A court ruling against the law also figures to trigger legislative activity in Springfield. Republicans say they intend to pressure Democrats to toughen income- and residency-verification requirements for Medicaid recipients, which the GOP says the health-care law now makes difficult.

“You’ll see a lot of people like myself who’ve been proponents of changing Medicaid above and beyond what the federal law allows to call upon the administration to bring us into session and let us do more to try to combat the waste, fraud and abuse in the system and try to do a more efficient job of cleaning up the Medicaid rolls,” said state Sen.
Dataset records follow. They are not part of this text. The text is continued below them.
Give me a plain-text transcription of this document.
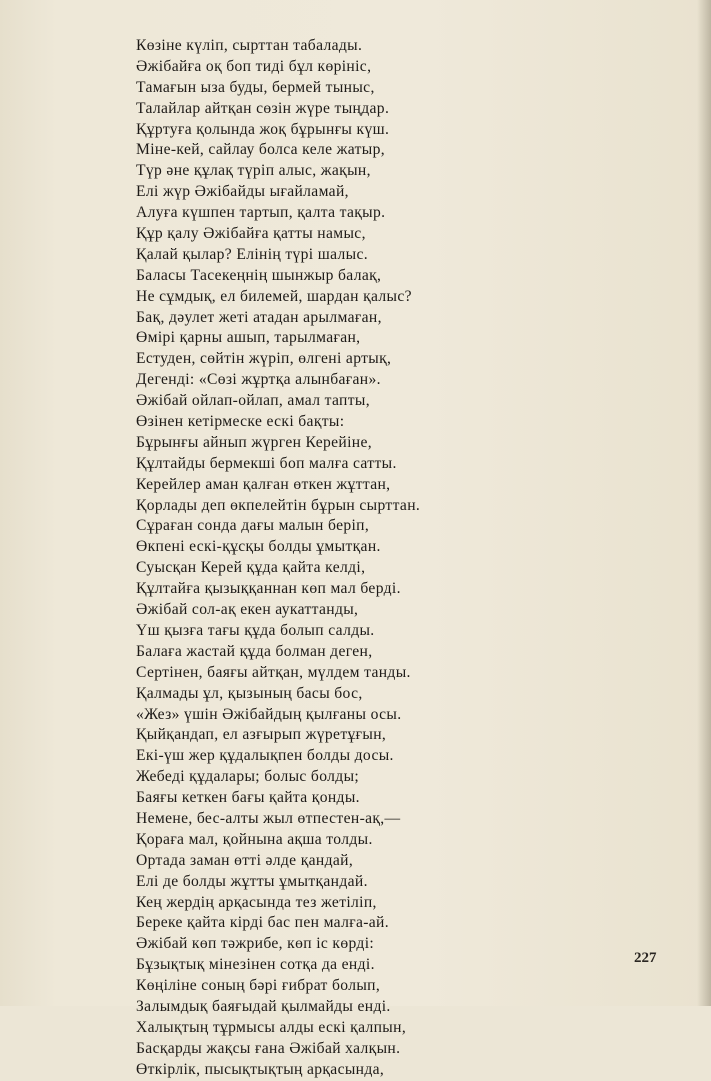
Көзіне күліп, сырттан табалады.
Әжібайға оқ боп тиді бұл көрініс,
Тамағын ыза буды, бермей тыныс,
Талайлар айтқан сөзін жүре тыңдар.
Құртуға қолында жоқ бұрынғы күш.
Міне-кей, сайлау болса келе жатыр,
Түр әне құлақ түріп алыс, жақын,
Елі жүр Әжібайды ығайламай,
Алуға күшпен тартып, қалта тақыр.
Құр қалу Әжібайға қатты намыс,
Қалай қылар? Елінің түрі шалыс.
Баласы Тасекеңнің шынжыр балақ,
Не сұмдық, ел билемей, шардан қалыс?
Бақ, дәулет жеті атадан арылмаған,
Өмірі қарны ашып, тарылмаған,
Естуден, сөйтін жүріп, өлгені артық,
Дегенді: «Сөзі жұртқа алынбаған».
Әжібай ойлап-ойлап, амал тапты,
Өзінен кетірмеске ескі бақты:
Бұрынғы айнып жүрген Керейіне,
Құлтайды бермекші боп малға сатты.
Керейлер аман қалған өткен жұттан,
Қорлады деп өкпелейтін бұрын сырттан.
Сұраған сонда дағы малын беріп,
Өкпені ескі-құсқы болды ұмытқан.
Суысқан Керей құда қайта келді,
Құлтайға қызыққаннан көп мал берді.
Әжібай сол-ақ екен аукаттанды,
Үш қызға тағы құда болып салды.
Балаға жастай құда болман деген,
Сертінен, баяғы айтқан, мүлдем танды.
Қалмады ұл, қызының басы бос,
«Жез» үшін Әжібайдың қылғаны осы.
Қыйқандап, ел азғырып жүретұғын,
Екі-үш жер құдалықпен болды досы.
Жебеді құдалары; болыс болды;
Баяғы кеткен бағы қайта қонды.
Немене, бес-алты жыл өтпестен-ақ,—
Қораға мал, қойнына ақша толды.
Ортада заман өтті әлде қандай,
Елі де болды жұтты ұмытқандай.
Кең жердің арқасында тез жетіліп,
Береке қайта кірді бас пен малға-ай.
Әжібай көп тәжрибе, көп іс көрді:
Бұзықтық мінезінен сотқа да енді.
Көңіліне соның бәрі ғибрат болып,
Залымдық баяғыдай қылмайды енді.
Халықтың тұрмысы алды ескі қалпын,
Басқарды жақсы ғана Әжібай халқын.
Өткірлік, пысықтықтың арқасында,
227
Dale Righter (R-Charleston), a key GOP voice on health care.

‘I want to work’

For Edgewater resident Wilson, the Supreme Court’s imminent ruling goes beyond just the politics of the day and even a potential matter of life and death.

It’s also a question of dignity.

The 58-year-old, unemployed graphic designer said he dropped his own private health insurance while he was working after it wouldn’t cover his $3,000-a-month HIV medicine costs.

Though the federal government stepped in to cover his treatment under the Ryan White Care Act, it doesn’t cover any other medical costs.

And federal funds are only available to HIV patients who earn less than $30,000 a year — meaning Wilson can’t work full time without losing his benefits.

“I’m qualified for a job that pays $50,000 to $60,000, but I can’t take it,” he said. “I want to work and contribute to society, but the way it’s set up, I can’t. It’s very frustrating.”

Even if he did return to work, mainstream insurers wouldn’t take him on in the absence of the Obama health-care law, thanks to his condition. And at more than $900-per-month, the state’s “high-risk pool” insurance isn’t a realistic option, he said.

For the last two years, he’s walked with a limp — the result of a chip of bone lodged under his kneecap when he was knocked off his bike in Greektown.

“With no insurance, surgery to remove the bone chip would cost me $5,000,” he said. “Whatever the Supreme Court rules, I’m not going to stop fighting.”